Earlier offficials said banks agreed to take a 50 percent loss on Greek debt

Earlier offficials said banks agreed to take a 50 percent loss on Greek debt Eurozone leaders have agreed to leverage the firepower of their bailout fund to one trillion euros ($1.39 trillion), French President Nicolas Sarkozy said Thursday. He announced the agreement at the close of almost 10 hours of summit talks aimed at hammering out a package of measures to contain Europe's two-year debt crisis.
Earlier offficials said the eurozone had sealed a grand deal to overcome its festering debt crisis  when banks agreed to take a 50 percent loss on Greek debt.
Greece's Prime Minister George Papandreou hailed "a new era, a new chapter" for the debt-strapped nation.
"It will be a new start for us.
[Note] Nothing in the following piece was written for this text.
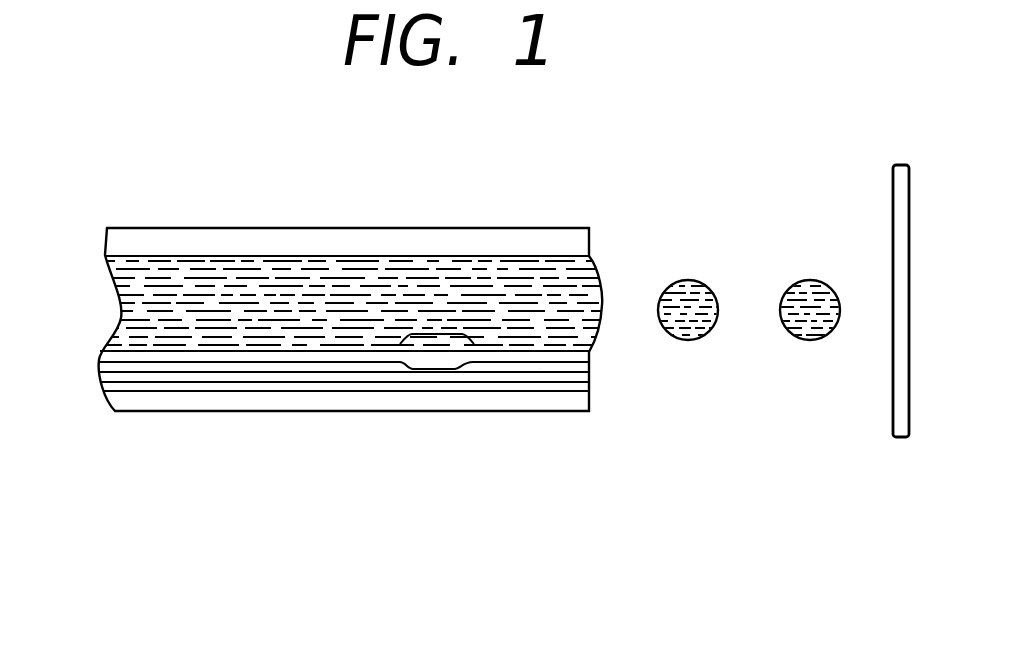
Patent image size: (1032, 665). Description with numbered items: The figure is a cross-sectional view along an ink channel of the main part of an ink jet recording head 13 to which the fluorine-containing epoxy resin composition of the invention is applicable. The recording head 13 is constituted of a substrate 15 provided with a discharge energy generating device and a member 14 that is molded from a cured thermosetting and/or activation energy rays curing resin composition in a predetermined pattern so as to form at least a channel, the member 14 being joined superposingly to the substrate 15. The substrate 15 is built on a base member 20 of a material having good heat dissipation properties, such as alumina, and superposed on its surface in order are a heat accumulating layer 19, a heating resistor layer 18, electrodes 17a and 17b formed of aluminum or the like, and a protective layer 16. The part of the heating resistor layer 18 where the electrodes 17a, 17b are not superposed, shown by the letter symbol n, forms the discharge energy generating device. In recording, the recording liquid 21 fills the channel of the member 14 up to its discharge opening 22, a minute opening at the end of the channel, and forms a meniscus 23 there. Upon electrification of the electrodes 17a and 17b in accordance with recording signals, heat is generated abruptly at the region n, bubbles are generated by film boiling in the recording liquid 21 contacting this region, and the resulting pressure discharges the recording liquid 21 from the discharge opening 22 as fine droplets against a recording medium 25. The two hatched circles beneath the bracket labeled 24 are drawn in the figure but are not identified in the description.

But the work must continue," Papandreou told reporters.
"We have escaped the trap of default," he said, adding that it was a "question of survival" for his country.
IMF chief Christine Lagarde also voiced satisfaction with what she called "significant progress" on Eurozone financial crisis issues.
"I welcome the steps taken today by the Eurozone leaders toward establishing a comprehensive framework to address the crisis facing the region, and I am encouraged by the substantial progress made on a number of fronts," she said in a statement released in Brussels.
The Institute of International Finance  welcomed a "comprehensive package of measures to stabilize Europe, to strengthen the European banking system and to support Greece's reform effort."
"We welcome the announcement by the leaders of the Euro Area," added a statement quoting Charles Dallara, managing director of the Washington-based global association of financial institutions.
Eurozone officials announced the deal following tough talks in Brussels between leaders of the eurozone and the Institute of International Finance banking lobby to force the private sector to share the pain of Greece's debt burden.
The agreement was the last and perhaps toughest chapter to negotiate in a wide-ranging four-point plan to find a lasting solution to Europe's festering debt crisis.
Convincing banks to erase billions in Greek debt was a key part of a grand deal leaders had pledged to deliver at a eurozone summit, along with a bank recapitalisation plan and a beefed-up rescue fund to soothe fears of a global recession.
The banks had agreed to take a 21-percent "haircut" on the Greek bondholdings as part of a second bailout for Athens agreed at a July summit, but the economic situation has deteriorated since then.
Governments wanted the banks to accept a 50-percent "haircut" that would slice off 100 billion euros from Greece's 350-billion-euro debt, but the lenders had offered 40 percent.